İkisi de çok başarılı arkadaşlar. Ama onlara açılan krediler bana açılmış olsaydı ben herhalde sadece Türkiye'de değil birkaç ülkede de programı yayınlanan birisi olurdum. Bu size açılan krediyle ilgili bir şey. Bir medya grubunun arkanızda durmasıyla ilgili. Ben hep tek başımaydım. Bir iki kişi kotardık o programları. Okan da Beyaz da 50 kişilik ekiplerle çalışıyor. Terini silen, suyunu getiren adamları var. Onlar doğrusunu yapıyor. Keşke bir televizyon kanalı bana da öyle bir kredi açsaydı o zaman baksaydık ne yapıyoruz ne yapamıyoruz diye. O nedenle bu anlamda köken itibarıyla muhafazakâr kesimden gelmiş olmanın bedelini çok ödedim. Bundan dolayı mutsuz değilim. Çünkü ben öyle biriyim zaten. Bir gün ben bir dakika muhafazakârlıktan vazgeçtim, beni de aranıza alın demedim, demem de. O yüzden televizyon anlamında yaptığımız işler böyle olmaya mahkumdu.
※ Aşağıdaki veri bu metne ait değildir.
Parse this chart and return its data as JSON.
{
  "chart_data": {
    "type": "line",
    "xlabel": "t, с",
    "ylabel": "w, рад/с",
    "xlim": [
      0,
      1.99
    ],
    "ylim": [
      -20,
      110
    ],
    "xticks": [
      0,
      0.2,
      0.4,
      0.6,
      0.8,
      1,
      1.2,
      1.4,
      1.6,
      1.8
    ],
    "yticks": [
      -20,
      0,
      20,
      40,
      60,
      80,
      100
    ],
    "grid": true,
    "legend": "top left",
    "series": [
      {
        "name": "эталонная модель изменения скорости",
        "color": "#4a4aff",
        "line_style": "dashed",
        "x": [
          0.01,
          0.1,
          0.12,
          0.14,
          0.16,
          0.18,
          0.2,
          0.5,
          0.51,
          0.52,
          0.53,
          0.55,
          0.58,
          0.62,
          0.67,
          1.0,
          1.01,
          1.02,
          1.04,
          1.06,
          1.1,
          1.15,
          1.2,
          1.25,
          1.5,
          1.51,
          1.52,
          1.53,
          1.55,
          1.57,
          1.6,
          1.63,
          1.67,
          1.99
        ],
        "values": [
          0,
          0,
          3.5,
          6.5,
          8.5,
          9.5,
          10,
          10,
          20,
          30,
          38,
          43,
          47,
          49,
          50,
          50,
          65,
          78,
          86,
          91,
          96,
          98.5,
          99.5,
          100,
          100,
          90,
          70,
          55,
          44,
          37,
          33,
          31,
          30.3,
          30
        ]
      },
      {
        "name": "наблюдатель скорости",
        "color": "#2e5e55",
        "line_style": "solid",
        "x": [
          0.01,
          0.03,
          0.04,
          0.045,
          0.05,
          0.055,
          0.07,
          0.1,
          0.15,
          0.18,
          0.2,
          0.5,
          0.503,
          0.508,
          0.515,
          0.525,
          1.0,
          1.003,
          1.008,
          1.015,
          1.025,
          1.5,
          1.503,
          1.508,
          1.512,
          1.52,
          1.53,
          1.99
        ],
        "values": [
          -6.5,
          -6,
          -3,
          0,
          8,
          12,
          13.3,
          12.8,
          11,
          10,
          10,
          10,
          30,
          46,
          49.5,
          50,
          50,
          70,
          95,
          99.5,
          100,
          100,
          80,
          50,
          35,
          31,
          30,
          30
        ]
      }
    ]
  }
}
Sahne işleri için muhafazakâr olmak bir handikap mı?
Handikap değil ama yaptığınız işlerde belli sınırlarınızvar. Hem kendini lanse edebilmen için giremeyeceğin alanlar var. Basın öyle bir alan. Senin basına malzeme vermen lazım ki gündemde olasın. Gece kulüplerine gidersen haber olursun. İkincisi, ortalama bir hayatın var, rengin yok. Üçüncüsü, senin sahnede sattığın şey edepli bir şey. Güldürürken de hüzünlendirirken de edepli. Senin tercihin bu. Sen bir kere sanatçı kimliğinden önce diyorsun ki "Ben öleceğim ve Rabb'ime hesap vereceğim." Ona göre iş ortaya koyuyorsun.
Bütün bu işlere rağmen İbrahim Sadri "iyi şiir okuyan, yorumlayan adam" olarak bilinir. Neden öyle?
Ben yaptığım tüm işlerde radyo olsun, televizyon olsun, tiyatro olsun hepsinin içinde şiire yer ayırıyordum zaten. Ama 1990'lardan itibaren şiir albümleri yapmaya başladım. Ünlü şairlerin şiirlerini seslendiriyordum. Kendi şiirlerimi de okuyordum bu albümlerde. Bu kasetler yoluyla bir hayran kitlesi oluşmaya başladı. 1998 yılında "Adam Gibi" albümünü yapana kadar meraklısına giden işlerdi onlar.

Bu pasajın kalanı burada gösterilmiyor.